Leaman called up, "What's that, sir?"
"Come up and see."
Th
en the lights came on, dazzling Diamond, and a voice said, "Got my own generator, see?"
He swung around. The speaker was behind him, half hidden by the hatch of the trap-door: the thin, long-haired man in glasses he was so curious to meet. Evan Tanner-Jones, alias Uncle Evan, stood with his palms facing forward as if to make clear that he wasn't holding a weapon.
Leaman heard the voice and was up that ladder like a fireman.
Diamond gestured to him with a downward movement of the hand that no threat was being made.
"The rozzers?" said Evan-an expression Diamond had not heard in years.
He lifted his shoulders a fraction in a way that was meant to reassure as well as confirm.
Evan said, "I thought I'd lost you back in Bath."

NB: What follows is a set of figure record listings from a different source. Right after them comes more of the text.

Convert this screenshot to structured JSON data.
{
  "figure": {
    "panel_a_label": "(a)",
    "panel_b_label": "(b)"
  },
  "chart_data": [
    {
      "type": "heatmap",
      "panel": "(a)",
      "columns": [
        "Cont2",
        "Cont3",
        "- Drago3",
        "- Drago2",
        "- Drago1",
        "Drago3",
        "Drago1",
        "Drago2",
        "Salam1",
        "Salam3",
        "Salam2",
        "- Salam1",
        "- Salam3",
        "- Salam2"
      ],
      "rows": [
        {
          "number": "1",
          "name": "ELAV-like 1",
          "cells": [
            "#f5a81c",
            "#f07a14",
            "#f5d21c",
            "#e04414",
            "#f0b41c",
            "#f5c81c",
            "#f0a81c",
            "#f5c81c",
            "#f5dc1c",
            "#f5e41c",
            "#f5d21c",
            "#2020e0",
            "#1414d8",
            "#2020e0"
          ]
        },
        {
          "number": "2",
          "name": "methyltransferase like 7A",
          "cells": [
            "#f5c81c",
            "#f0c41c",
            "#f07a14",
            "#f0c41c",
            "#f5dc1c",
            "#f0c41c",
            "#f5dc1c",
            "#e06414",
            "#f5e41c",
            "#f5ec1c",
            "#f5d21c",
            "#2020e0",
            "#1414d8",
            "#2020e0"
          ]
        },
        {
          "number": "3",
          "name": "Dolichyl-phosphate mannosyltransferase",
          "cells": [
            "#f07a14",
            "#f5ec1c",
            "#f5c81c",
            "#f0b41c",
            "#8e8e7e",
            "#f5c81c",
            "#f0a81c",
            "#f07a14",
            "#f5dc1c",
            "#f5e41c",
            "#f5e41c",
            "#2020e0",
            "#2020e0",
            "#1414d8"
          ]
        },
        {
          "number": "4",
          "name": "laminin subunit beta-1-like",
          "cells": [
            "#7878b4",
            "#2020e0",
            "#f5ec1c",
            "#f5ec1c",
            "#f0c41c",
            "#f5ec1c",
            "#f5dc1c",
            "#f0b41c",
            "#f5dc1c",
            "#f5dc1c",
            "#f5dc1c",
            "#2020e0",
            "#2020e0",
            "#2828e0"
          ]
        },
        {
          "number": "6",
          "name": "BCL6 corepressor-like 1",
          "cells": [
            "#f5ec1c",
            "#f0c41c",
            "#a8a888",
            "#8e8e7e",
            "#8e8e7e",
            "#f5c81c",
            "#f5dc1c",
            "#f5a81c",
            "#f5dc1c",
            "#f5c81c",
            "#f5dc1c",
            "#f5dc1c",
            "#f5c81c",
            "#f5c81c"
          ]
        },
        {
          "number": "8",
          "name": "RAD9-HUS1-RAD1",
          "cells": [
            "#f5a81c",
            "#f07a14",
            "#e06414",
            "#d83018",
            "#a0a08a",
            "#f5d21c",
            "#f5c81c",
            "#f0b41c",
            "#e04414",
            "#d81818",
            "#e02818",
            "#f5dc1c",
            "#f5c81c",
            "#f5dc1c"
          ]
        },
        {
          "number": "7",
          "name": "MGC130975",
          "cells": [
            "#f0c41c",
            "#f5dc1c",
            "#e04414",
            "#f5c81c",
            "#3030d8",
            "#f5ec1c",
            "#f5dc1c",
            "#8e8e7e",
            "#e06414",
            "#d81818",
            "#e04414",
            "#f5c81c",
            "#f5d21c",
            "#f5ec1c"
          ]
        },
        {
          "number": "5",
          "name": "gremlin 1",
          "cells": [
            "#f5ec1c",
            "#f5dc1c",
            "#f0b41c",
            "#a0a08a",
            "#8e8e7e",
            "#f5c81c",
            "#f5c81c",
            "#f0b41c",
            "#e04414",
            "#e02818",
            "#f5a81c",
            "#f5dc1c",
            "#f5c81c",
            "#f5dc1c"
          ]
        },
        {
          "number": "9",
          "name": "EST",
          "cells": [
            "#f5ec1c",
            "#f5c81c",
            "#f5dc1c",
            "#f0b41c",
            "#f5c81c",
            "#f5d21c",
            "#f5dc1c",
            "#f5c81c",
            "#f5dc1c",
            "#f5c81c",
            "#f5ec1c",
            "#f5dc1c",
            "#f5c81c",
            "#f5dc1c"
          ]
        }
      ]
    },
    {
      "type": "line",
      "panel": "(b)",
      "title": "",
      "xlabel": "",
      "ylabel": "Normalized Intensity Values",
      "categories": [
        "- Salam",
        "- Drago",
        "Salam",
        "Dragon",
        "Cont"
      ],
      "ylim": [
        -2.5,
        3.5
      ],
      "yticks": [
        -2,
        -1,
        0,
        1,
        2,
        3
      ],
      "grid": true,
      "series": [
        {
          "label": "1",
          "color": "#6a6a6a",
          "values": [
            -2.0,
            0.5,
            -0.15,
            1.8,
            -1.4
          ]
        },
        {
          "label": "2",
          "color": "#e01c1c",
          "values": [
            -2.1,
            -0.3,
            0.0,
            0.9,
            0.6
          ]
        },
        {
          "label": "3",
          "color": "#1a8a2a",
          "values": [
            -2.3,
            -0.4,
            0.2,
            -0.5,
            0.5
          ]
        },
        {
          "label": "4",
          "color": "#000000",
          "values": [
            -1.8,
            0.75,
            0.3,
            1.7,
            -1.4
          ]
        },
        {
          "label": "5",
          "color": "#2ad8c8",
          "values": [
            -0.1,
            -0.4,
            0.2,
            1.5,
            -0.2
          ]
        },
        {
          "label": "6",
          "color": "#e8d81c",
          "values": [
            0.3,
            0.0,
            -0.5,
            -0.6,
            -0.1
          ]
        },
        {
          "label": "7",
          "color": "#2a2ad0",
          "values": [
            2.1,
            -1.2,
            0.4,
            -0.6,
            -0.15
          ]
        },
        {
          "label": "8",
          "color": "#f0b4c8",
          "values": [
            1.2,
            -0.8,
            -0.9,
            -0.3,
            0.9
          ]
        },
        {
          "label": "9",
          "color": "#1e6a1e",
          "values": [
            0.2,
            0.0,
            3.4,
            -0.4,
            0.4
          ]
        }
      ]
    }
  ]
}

"You did," Diamond admitted. "I had to think where you would hide up. This is where you turn them out, then?"
Evan didn't care for the choice of phrase. "It's my studio, if that's what you mean."
"Is it safe to move around?"
"Worried about the floor, are you? There's no damp up here. You want to see the size of the timbers."
"It's your work I want to see." He walked over to the drawing board. The painting taped to it was in the early stages, outlined, with only a few sections lightly tinted. Unschooled in art as Diamond was, he could still tell it was superbly draughted. The subject was melodramatic: a wild-eyed, long-haired figure loomed over a corpse lying in an open coffin. "Frankenstein again?"
The eyes behind the glasses opened a little wider.
"I've seen one before," Diamond explained without a hint of censure. "You're good at this."
"This is out of the final chapter. Do you know the book?" Evan responded, his voice becoming animated as he realised he was free to talk about the painting. Years of secrecy must have been hard to endure. "We're on board the ship here looking at the scene from Captain Walton's point of view. That's Frankenstein lying dead in the coffin. And that's the monster, desolated." He began to quote from memory, " 'I entered the cabin where lay the remains of my ill-fated and admirable friend. Over him hung a form which I cannot find words to describe-gigantic in stature, yet uncouth and distorted in its proportions.' Have I done it justice, do you think? Soon he'll leap off the ship onto the raft and be 'borne away by the waves and lost in darkness and distance', and that will be my final painting. God knows when I'll get the chance to do it."